The New York Times first reported the hack on Thursday, writing that the company had to take several of its internal communications and engineering systems offline while it investigated the hack.
The alleged hacker sent the Times and cybersecurity researchers images of the email, cloud storage and code repositories. Screenshots of Telegram conversations reportedly with the alleged hacker have been published as well.
On Friday, Uber stated that its investigation and response efforts were ongoing and that it had no evidence that the hacker accessed sensitive user data. The company added that all its services were operational and that it was bringing all the internal software tools it had taken down back online.
The hacker reportedly claimed that he had spammed an Uber employee with push notification login requests for over an hour before contacting him on WhatsApp while claiming to be from Uber IT and telling him that he would need to accept the request if he wants them to stop.
The employee then accepted the request, allowing the hacker to log in to the employee's account and access the company's internal servers.
Security researcher Bill Demirkapi explained in a tweet that while multi-factor authentication methods, like push login notifications or text messages with codes sent when users try to log in, can protect accounts, an attacker can set up a fake domain that sends Uber's real login page but directs users to the fake domain.
This story is still developing and these are some extreme claims, but there does appear to be evidence to support it. The attacker shared several screenshots of Uber's internal environment, including their GDrive, VCenter, sales metrics, Slack, and even their EDR portal. 8/N pic.twitter.com/bmOMJiUCuy
— Bill Demirkapi (@BillDemirkapi) September 16, 2022
After the hacker gained access, Uber employees using the Slack messaging service received a message reading "I announce I am a hacker and Uber has suffered a data breach.”
An Uber employee told Sam Curry, a staff security engineer at Yuga Labs, that many employees thought it was a joke.
Curry tweeted that the attacker had posted screenshots showing themselves as full administrators on Amazon Web Services and Google Cloud Platform services used by Uber.
From an Uber employee:Feel free to share but please don’t credit me: at Uber, we got an “URGENT” email from IT security saying to stop using Slack. Now anytime I request a website, I am taken to a REDACTED page with a pornographic image and the message “F*** you wankers.”
— Sam Curry (@samwcyo) September 16, 2022
Curry added that one Uber employee told him that employees had gotten an email from IT to stop using Slack and that whenever they tried to request an internal webpage they were taken to a redacted page with a pornographic image and the message "F*&% you wankers."

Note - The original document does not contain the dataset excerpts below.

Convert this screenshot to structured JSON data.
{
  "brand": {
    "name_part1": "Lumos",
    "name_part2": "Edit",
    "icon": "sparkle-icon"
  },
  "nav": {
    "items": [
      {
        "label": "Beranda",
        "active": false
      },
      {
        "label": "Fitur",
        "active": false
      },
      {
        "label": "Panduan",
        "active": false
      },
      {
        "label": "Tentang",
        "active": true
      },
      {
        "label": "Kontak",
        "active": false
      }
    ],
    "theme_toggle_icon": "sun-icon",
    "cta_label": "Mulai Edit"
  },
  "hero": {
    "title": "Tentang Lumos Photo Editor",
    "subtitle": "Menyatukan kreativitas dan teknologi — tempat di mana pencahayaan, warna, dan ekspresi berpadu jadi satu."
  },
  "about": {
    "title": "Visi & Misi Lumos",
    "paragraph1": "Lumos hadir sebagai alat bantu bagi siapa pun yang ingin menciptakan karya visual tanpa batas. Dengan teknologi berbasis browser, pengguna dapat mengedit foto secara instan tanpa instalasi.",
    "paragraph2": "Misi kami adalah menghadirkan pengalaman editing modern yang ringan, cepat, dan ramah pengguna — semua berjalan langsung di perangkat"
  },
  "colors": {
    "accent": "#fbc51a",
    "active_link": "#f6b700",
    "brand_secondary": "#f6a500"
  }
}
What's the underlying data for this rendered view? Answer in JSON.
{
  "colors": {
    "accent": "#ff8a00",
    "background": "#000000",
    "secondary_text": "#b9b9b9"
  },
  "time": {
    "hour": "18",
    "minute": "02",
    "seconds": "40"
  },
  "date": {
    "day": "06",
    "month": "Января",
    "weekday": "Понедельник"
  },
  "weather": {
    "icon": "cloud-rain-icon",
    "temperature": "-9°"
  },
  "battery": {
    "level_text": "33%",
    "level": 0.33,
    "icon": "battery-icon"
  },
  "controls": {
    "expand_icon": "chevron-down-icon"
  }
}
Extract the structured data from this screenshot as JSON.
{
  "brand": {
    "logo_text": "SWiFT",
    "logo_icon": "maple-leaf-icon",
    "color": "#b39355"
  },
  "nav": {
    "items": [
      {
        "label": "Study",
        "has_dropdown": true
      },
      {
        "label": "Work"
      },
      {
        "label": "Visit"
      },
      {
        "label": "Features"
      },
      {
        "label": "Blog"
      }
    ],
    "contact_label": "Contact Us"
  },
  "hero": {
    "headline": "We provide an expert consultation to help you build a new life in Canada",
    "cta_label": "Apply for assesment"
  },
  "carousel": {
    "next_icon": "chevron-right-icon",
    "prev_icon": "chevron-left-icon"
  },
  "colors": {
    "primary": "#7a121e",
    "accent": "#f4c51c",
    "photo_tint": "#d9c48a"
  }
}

The attacker stated in Telegram messages shared by Corben Leo, who finds vulnerabilities in the company's programs, that he found programming scripts that contained the usernames and passwords of an administration user in the company's internal server.
Apparently there was an internal network share that contained powershell scripts..."One of the powershell scripts contained the username and password for a admin user in Thycotic (PAM) Using this i was able to extract secrets for all services, DA, DUO, Onelogin, AWS, GSuite" pic.twitter.com/FhszpxxUEW
— Corben Leo (@hacker_) September 16, 2022
The Group-IB cybersecurity company explained in a Twitter thread that it had noticed two log files in a screenshot shared by vx-underground that they were able to identify as logs from files sold on an underground marketplace.
The logs were put up for sale just days before the Uber hack was reported and contained authorization data for an identity and access management provider used by Uber. Group-IB added that the attacker could have purchased logs in order to find accounts with privileged access to the target.
Not the first time Uber has been hacked
In 2016, hackers stole the personal data of 57 million customers and drivers from Uber, with reports revealing the breach a year later. The company paid the hackers to delete the data.